Brazen attack on free and fair elections
While the controversial reform is not supposed to take force until 2024 — two years after far-right President Ivan Duque is expected to leave office — the bill is arguably the administration’s most brazen attack on democracy to date.
The reform would give the president and the National Registrar all kinds of discretionary powers to organize elections, replace personnel at will and meddle with mechanisms in place to prevent and detect fraud.
The electoral reform additionally seeks to grant the president the power to replace magistrates of the already notoriously inefficient National Electoral Council (CNE).
Mechanisms for fraud
Furthermore, without Guarantee Law, authorities of any kind would be able to use public funds to, for example, buy votes or otherwise meddle with the elections.

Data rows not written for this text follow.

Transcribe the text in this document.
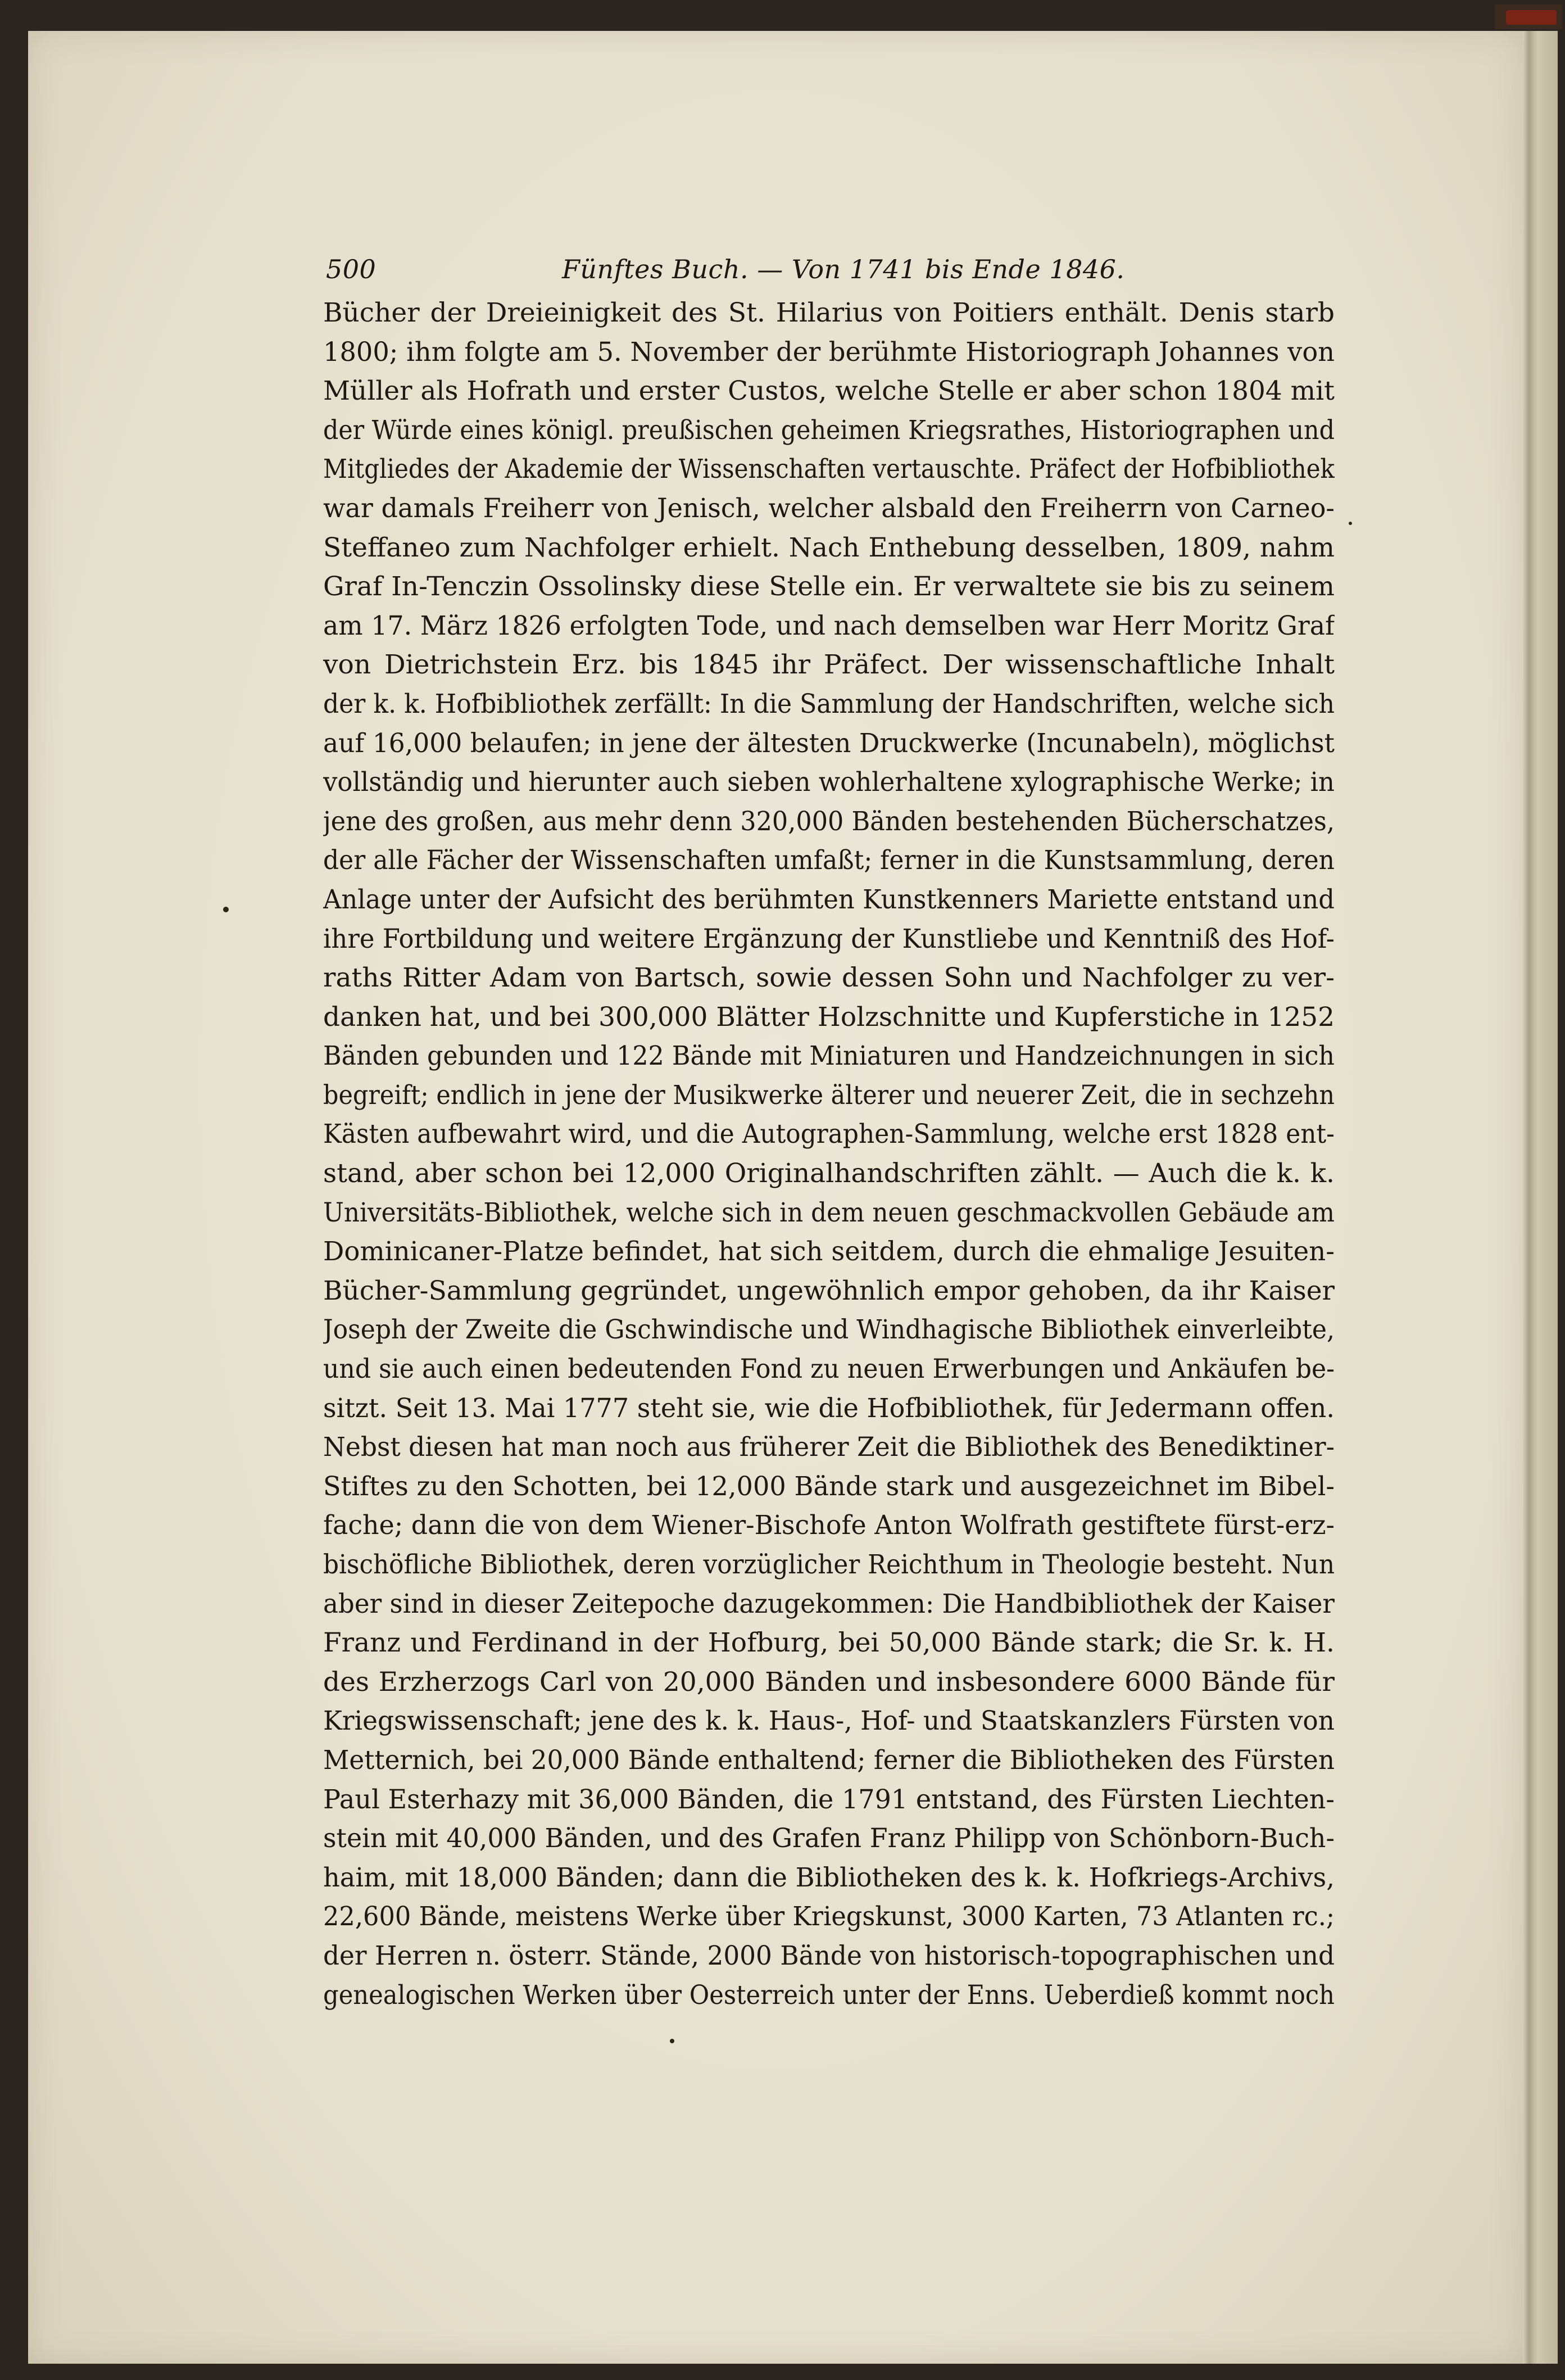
500	Fünftes Buch. — Von 1741 bis Ende 1846.
Bücher der Dreieinigkeit des St. Hilarius von Poitiers enthält. Denis starb
1800; ihm folgte am 5. November der berühmte Historiograph Johannes von
Müller als Hofrath und erster Custos, welche Stelle er aber schon 1804 mit
der Würde eines königl. preußischen geheimen Kriegsrathes, Historiographen und
Mitgliedes der Akademie der Wissenschaften vertauschte. Präfect der Hofbibliothek
war damals Freiherr von Jenisch, welcher alsbald den Freiherrn von Carneo-
Steffaneo zum Nachfolger erhielt. Nach Enthebung desselben, 1809, nahm
Graf In-Tenczin Ossolinsky diese Stelle ein. Er verwaltete sie bis zu seinem
am 17. März 1826 erfolgten Tode, und nach demselben war Herr Moritz Graf
von Dietrichstein Erz. bis 1845 ihr Präfect. Der wissenschaftliche Inhalt
der k. k. Hofbibliothek zerfällt: In die Sammlung der Handschriften, welche sich
auf 16,000 belaufen; in jene der ältesten Druckwerke (Incunabeln), möglichst
vollständig und hierunter auch sieben wohlerhaltene xylographische Werke; in
jene des großen, aus mehr denn 320,000 Bänden bestehenden Bücherschatzes,
der alle Fächer der Wissenschaften umfaßt; ferner in die Kunstsammlung, deren
Anlage unter der Aufsicht des berühmten Kunstkenners Mariette entstand und
ihre Fortbildung und weitere Ergänzung der Kunstliebe und Kenntniß des Hof-
raths Ritter Adam von Bartsch, sowie dessen Sohn und Nachfolger zu ver-
danken hat, und bei 300,000 Blätter Holzschnitte und Kupferstiche in 1252
Bänden gebunden und 122 Bände mit Miniaturen und Handzeichnungen in sich
begreift; endlich in jene der Musikwerke älterer und neuerer Zeit, die in sechzehn
Kästen aufbewahrt wird, und die Autographen-Sammlung, welche erst 1828 ent-
stand, aber schon bei 12,000 Originalhandschriften zählt. — Auch die k. k.
Universitäts-Bibliothek, welche sich in dem neuen geschmackvollen Gebäude am
Dominicaner-Platze befindet, hat sich seitdem, durch die ehmalige Jesuiten-
Bücher-Sammlung gegründet, ungewöhnlich empor gehoben, da ihr Kaiser
Joseph der Zweite die Gschwindische und Windhagische Bibliothek einverleibte,
und sie auch einen bedeutenden Fond zu neuen Erwerbungen und Ankäufen be-
sitzt. Seit 13. Mai 1777 steht sie, wie die Hofbibliothek, für Jedermann offen.
Nebst diesen hat man noch aus früherer Zeit die Bibliothek des Benediktiner-
Stiftes zu den Schotten, bei 12,000 Bände stark und ausgezeichnet im Bibel-
fache; dann die von dem Wiener-Bischofe Anton Wolfrath gestiftete fürst-erz-
bischöfliche Bibliothek, deren vorzüglicher Reichthum in Theologie besteht. Nun
aber sind in dieser Zeitepoche dazugekommen: Die Handbibliothek der Kaiser
Franz und Ferdinand in der Hofburg, bei 50,000 Bände stark; die Sr. k. H.
des Erzherzogs Carl von 20,000 Bänden und insbesondere 6000 Bände für
Kriegswissenschaft; jene des k. k. Haus-, Hof- und Staatskanzlers Fürsten von
Metternich, bei 20,000 Bände enthaltend; ferner die Bibliotheken des Fürsten
Paul Esterhazy mit 36,000 Bänden, die 1791 entstand, des Fürsten Liechten-
stein mit 40,000 Bänden, und des Grafen Franz Philipp von Schönborn-Buch-
haim, mit 18,000 Bänden; dann die Bibliotheken des k. k. Hofkriegs-Archivs,
22,600 Bände, meistens Werke über Kriegskunst, 3000 Karten, 73 Atlanten rc.;
der Herren n. österr. Stände, 2000 Bände von historisch-topographischen und
genealogischen Werken über Oesterreich unter der Enns. Ueberdieß kommt noch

The bill is sponsored by Interior Minister Alicia Arango and National Registrar Alexander Vega, both close allies of the president and his allegedly criminal patron, former President Alvaro Uribe.
The president of the CNE, Hernan Penagos of the U Party, also signed off on the bill that has already passed its first two votes in Congress, according to political news website La Silla Vacia.
Even German Vargas concerned
Last but not least, the 2021 budget increased the budget for the National Registry with 43% to freely allocate budgets, which in the worst case would make it the government’s clientelism office where companies could be paid to campaign, buy votes or engage in other practices currently considered blatantly corrupt.
Duque, Uribe and multiple members of their party are supposedly under investigation for colluding with a drug trafficking organization to buy votes in the Caribbean region.